Part of the backlash, experts and local residents say, has been prompted by increasingly intrusive restrictions on religion. Civil servants can be fired for joining Friday afternoon prayer services, and Uighur college students say they are often required to eat lunch in school cafeterias during the holy month of Ramadan, when observant Muslims fast. In cities across the region, signs warn people against public prayer, and video cameras are pointed at the doorways of local mosques. Residents also say the government maintains an extensive web of paid informers and monitors Internet traffic and cellphone conversations.
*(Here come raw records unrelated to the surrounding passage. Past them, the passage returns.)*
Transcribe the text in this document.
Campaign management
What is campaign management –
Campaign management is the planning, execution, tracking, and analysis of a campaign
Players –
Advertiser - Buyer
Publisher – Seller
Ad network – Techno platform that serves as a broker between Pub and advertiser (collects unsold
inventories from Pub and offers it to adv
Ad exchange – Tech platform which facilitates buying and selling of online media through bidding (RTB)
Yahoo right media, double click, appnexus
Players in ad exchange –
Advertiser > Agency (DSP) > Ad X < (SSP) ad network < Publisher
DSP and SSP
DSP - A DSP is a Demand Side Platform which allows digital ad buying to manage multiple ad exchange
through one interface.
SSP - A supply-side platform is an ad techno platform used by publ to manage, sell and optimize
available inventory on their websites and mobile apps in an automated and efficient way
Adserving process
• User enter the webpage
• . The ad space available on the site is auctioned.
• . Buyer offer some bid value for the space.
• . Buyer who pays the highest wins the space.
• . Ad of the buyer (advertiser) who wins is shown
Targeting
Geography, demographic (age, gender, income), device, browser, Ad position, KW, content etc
Such policies are born out of concern that the radical Islam that has destabilized neighboring Afghanistan and Pakistan will take root in Xinjiang, a fear not entirely unfounded given the region’s proximity to lawless countries that have provided a haven for a kaleidoscope of jihadists from across the Muslim world, including some Uighurs.
However, experts say the raids on unsanctioned religious schools and other restrictions have prompted even greater religiosity.
“Five years ago, you would have been shocked to see a veiled woman in Urumqi, but not anymore,” said a Han academic at Xinjiang University who is critical of Beijing’s policies in the region. “For a lot of Uighurs, growing a beard and asking your wife to cover her head in public has become an act of defiance.”
Despite the growing death toll, analysts say China’s new leadership is unlikely to reconsider its hard-line policies any time soon. During a state visit to four Central Asia nations last month that sought to bolster Xinjiang’s role as the linchpin of a revitalized Silk Road, Chinese President Xi Jinping (習近平) vowed to continue the battle against what he described as the “three forces” of separatism, terrorism and religious extremism, according to Xinhua news agency.
By failing to consider the root causes of Uighur discontent, Beijing could unwittingly radicalize a generation of young people, said Nicholas Bequelin, a researcher for Human Rights Watch who is based in Hong Kong.
“The entire Uighur ethnicity feels asphyxiated, having become suspect as sympathetic to extremism,” he said. “Xinjiang is trapped in a vicious circle of increased repression that only leads to more violence.”